Single by Laleh

from the album Kristaller
- Released: 6 April 2016
- Genre: Indie pop
- Length: 3:34
- Label: Warner Music Sweden; Lost Army;
- Songwriters: Laleh Pourkarim; Gustaf Thörn; Gino Yonan; Frank Nobel;
- Producer: Laleh Pourkarim

Laleh singles chronology
| "Sol, vind och vatten" (2015) | "Bara få va mig själv" (2016) | "Aldrig bli som förr" (2016) |

Music video
- "Bara få va mig själv" on YouTube

= Bara få va mig själv =

"Bara få va mig själv" is a song by Swedish singer-songwriter Laleh, taken as the first single from her sixth studio album, Kristaller. It was written by Laleh, Gustaf Thörn, Gino Yonan, and Frank Nobel while being produced by Laleh. It was released on 6 April 2016 through Warner Music Sweden.

It is her highest-charting song on the Sverigetopplistan, peaking at number five, and was nominated for Song of the Year at the 2017 Grammis.

==Background and composition==
After a period of work as songwriter and producer in the United States, where she worked with artists such as Demi Lovato, Tori Kelly and Adam Levine, she returned to Sweden and released "Bara få va mig själv" as the lead single off her sixth album Kristaller. The song was first released exclusively to radio stations and Spotify on 6 May 2016, and was made available on all platforms two days later, the same day that tickets for the Kristaller Tour went on sale. All of her previous lead singles had been in English, with this marking her first in Swedish.
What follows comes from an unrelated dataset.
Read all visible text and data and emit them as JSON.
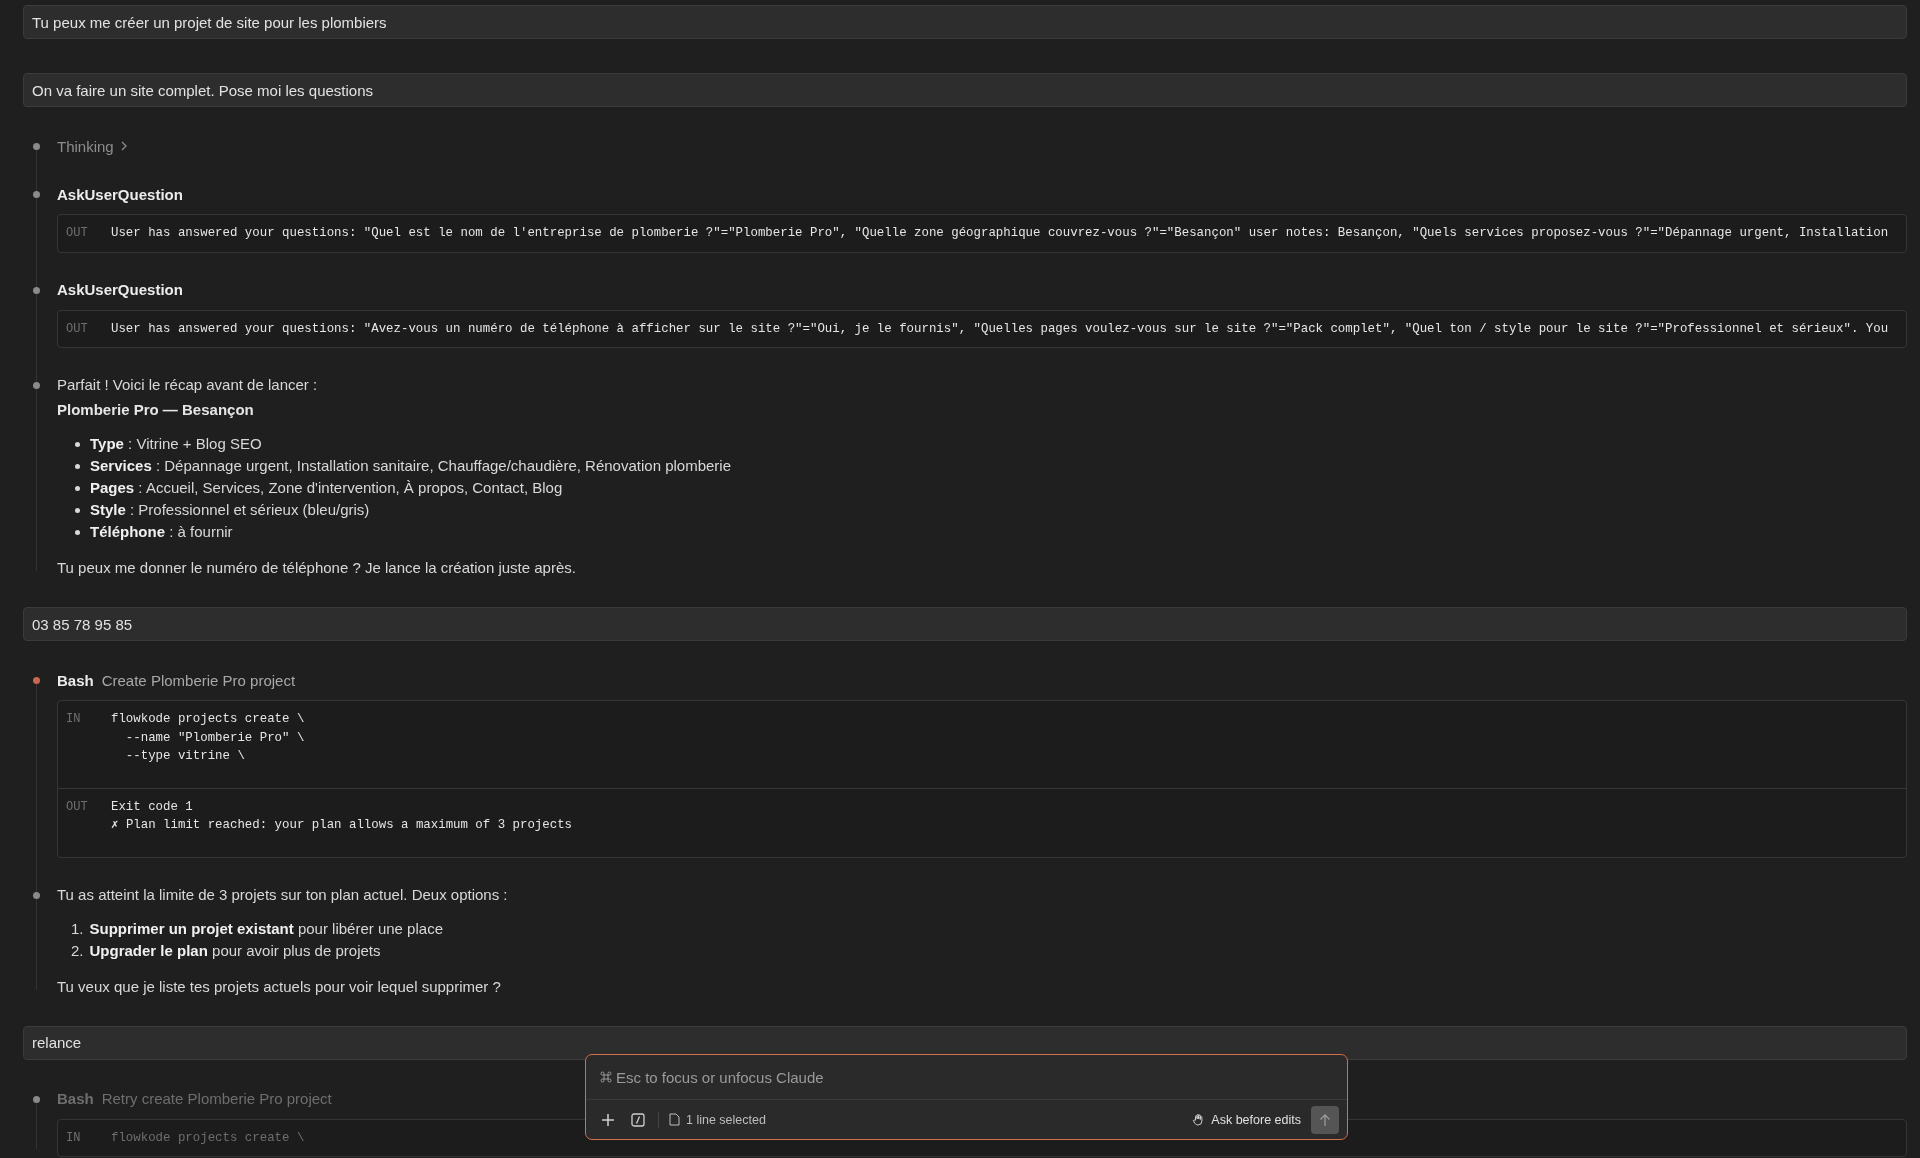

Laleh said the song was "a story about finding your own voice and the difference between learning from others and being controlled by others" while A Bit of Pop Music described it as "one of the most poppy and upbeat things she has released," adding that it was a "sure-fire hit." Scandipop called it a "rousing, beat-driven pop number."

==Commercial performance==
The song debuted on the Sverigetopplistan Singles Top 100 at number 16 on the chart dated 15 April 2016 and later peaked at number five on its sixth week, becoming her highest-charting song. It remained on the official Swedish chart for a total of 68 non-consecutive weeks.
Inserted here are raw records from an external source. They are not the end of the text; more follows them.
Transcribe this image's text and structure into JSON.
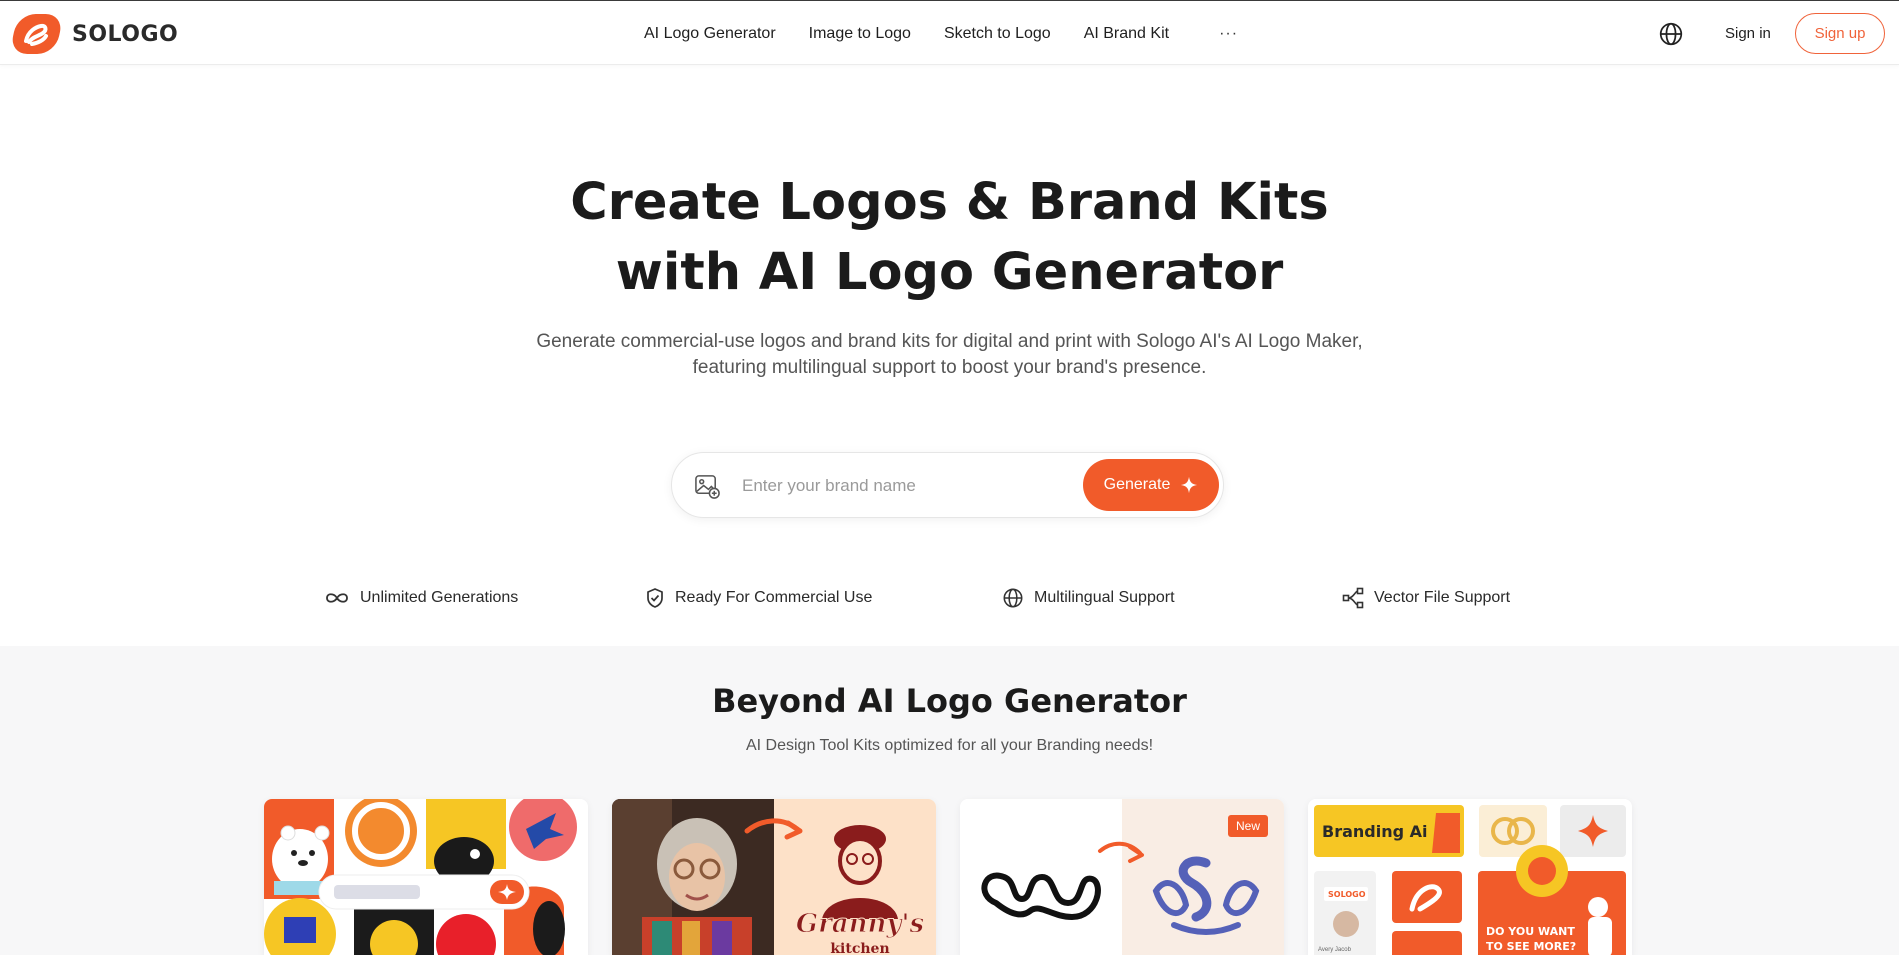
{
  "brand": {
    "name": "SOLOGO",
    "accent_color": "#f15b2a"
  },
  "nav": {
    "items": [
      {
        "label": "AI Logo Generator"
      },
      {
        "label": "Image to Logo"
      },
      {
        "label": "Sketch to Logo"
      },
      {
        "label": "AI Brand Kit"
      }
    ],
    "more_label": "···",
    "language_icon": "globe-icon",
    "sign_in": "Sign in",
    "sign_up": "Sign up"
  },
  "hero": {
    "title_line1": "Create Logos & Brand Kits",
    "title_line2": "with AI Logo Generator",
    "subtitle_line1": "Generate commercial-use logos and brand kits for digital and print with Sologo AI's AI Logo Maker,",
    "subtitle_line2": "featuring multilingual support to boost your brand's presence."
  },
  "search": {
    "placeholder": "Enter your brand name",
    "value": "",
    "image_icon": "image-upload-icon",
    "button_label": "Generate",
    "button_icon": "sparkle-icon"
  },
  "features": [
    {
      "label": "Unlimited Generations",
      "icon": "infinity-icon"
    },
    {
      "label": "Ready For Commercial Use",
      "icon": "shield-check-icon"
    },
    {
      "label": "Multilingual Support",
      "icon": "globe-icon"
    },
    {
      "label": "Vector File Support",
      "icon": "vector-nodes-icon"
    }
  ],
  "beyond": {
    "title": "Beyond AI Logo Generator",
    "subtitle": "AI Design Tool Kits optimized for all your Branding needs!",
    "cards": [
      {
        "name": "ai-logo-generator-card"
      },
      {
        "name": "image-to-logo-card",
        "logo_text_1": "Granny's",
        "logo_text_2": "kitchen"
      },
      {
        "name": "sketch-to-logo-card",
        "badge": "New"
      },
      {
        "name": "ai-brand-kit-card",
        "tile_text": "Branding Ai",
        "mini_logo": "SOLOGO",
        "promo_line1": "DO YOU WANT",
        "promo_line2": "TO SEE MORE?",
        "avatar_caption": "Avery Jacob"
      }
    ]
  }
}
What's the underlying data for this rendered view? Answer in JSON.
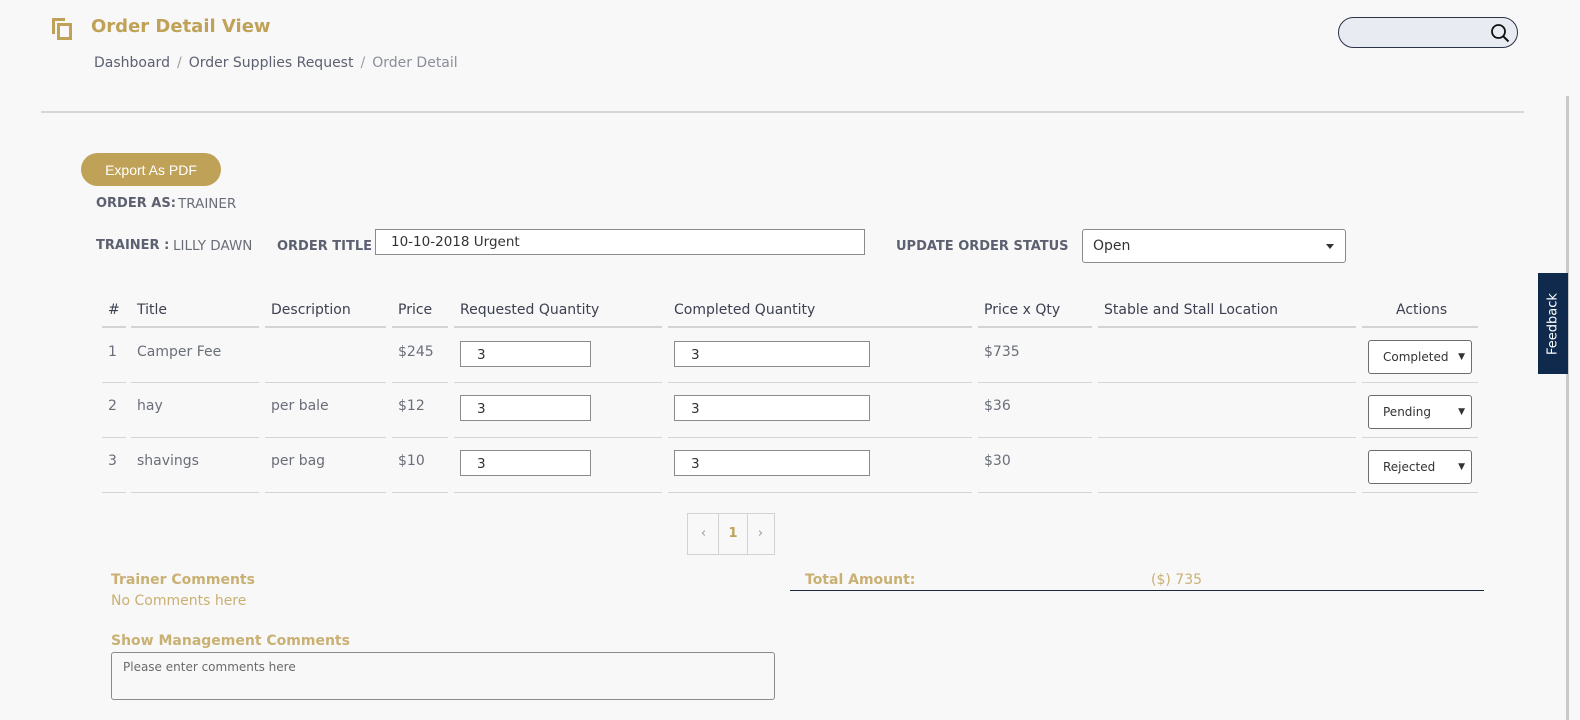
{
  "header": {
    "title": "Order Detail View",
    "breadcrumb": [
      "Dashboard",
      "Order Supplies Request",
      "Order Detail"
    ],
    "search_placeholder": ""
  },
  "toolbar": {
    "export_label": "Export As PDF"
  },
  "order": {
    "order_as_label": "ORDER AS:",
    "order_as_value": "TRAINER",
    "trainer_label": "TRAINER :",
    "trainer_value": "LILLY DAWN",
    "title_label": "ORDER TITLE",
    "title_value": "10-10-2018 Urgent",
    "status_label": "UPDATE ORDER STATUS",
    "status_value": "Open"
  },
  "table": {
    "headers": [
      "#",
      "Title",
      "Description",
      "Price",
      "Requested Quantity",
      "Completed Quantity",
      "Price x Qty",
      "Stable and Stall Location",
      "Actions"
    ],
    "rows": [
      {
        "num": "1",
        "title": "Camper Fee",
        "description": "",
        "price": "$245",
        "requested": "3",
        "completed": "3",
        "total": "$735",
        "location": "",
        "action": "Completed"
      },
      {
        "num": "2",
        "title": "hay",
        "description": "per bale",
        "price": "$12",
        "requested": "3",
        "completed": "3",
        "total": "$36",
        "location": "",
        "action": "Pending"
      },
      {
        "num": "3",
        "title": "shavings",
        "description": "per bag",
        "price": "$10",
        "requested": "3",
        "completed": "3",
        "total": "$30",
        "location": "",
        "action": "Rejected"
      }
    ]
  },
  "pagination": {
    "prev": "‹",
    "current": "1",
    "next": "›"
  },
  "comments": {
    "trainer_label": "Trainer Comments",
    "trainer_value": "No Comments here",
    "management_label": "Show Management Comments",
    "management_placeholder": "Please enter comments here"
  },
  "totals": {
    "label": "Total Amount:",
    "value": "($) 735"
  },
  "feedback_label": "Feedback",
  "colors": {
    "accent": "#bfa257",
    "feedback_bg": "#0f2a4d"
  }
}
It also reached number one on the Svensktoppen on 3 July, a spot it sat in as late as October, and peaked at number five on the DigiListan chart tracking digital sales on 22 May.

In December, it was announced that Bara få va mig själv was the year's most-streamed Swedish song on Spotify, with over 30 million plays.

==Music video==
The official music video, directed and edited by Laleh herself, was released on 8 April 2016, the same day the song was released for digital download. It was filmed in Los Angeles, where Laleh had recently moved to. As of August 2021 the video has over 15 million views on YouTube.

==Awards and nominations==

| Organization | Year | Award | Result | Ref. |
| P3 Guld Awards | 2017 | Song of the Year | Nominated |  |
| Gaygalan Awards | Swedish Song of the Year | Won |  |
| Grammis Awards | Song of the Year | Nominated |  |

==Charts and certifications==

===Weekly charts===

| Chart (2016) | Peak position |
|---|---|
| Sweden (Sverigetopplistan) | 5 |

===Year-end charts===

| Chart (2016) | Position |
|---|---|
| Sweden (Sverigetopplistan) | 17 |

===Certifications===

| Region | Certification | Certified units/sales |
| Sweden (GLF) | 4× Platinum | 160,000^{‡} |
^{‡} Sales+streaming figures based on certification alone.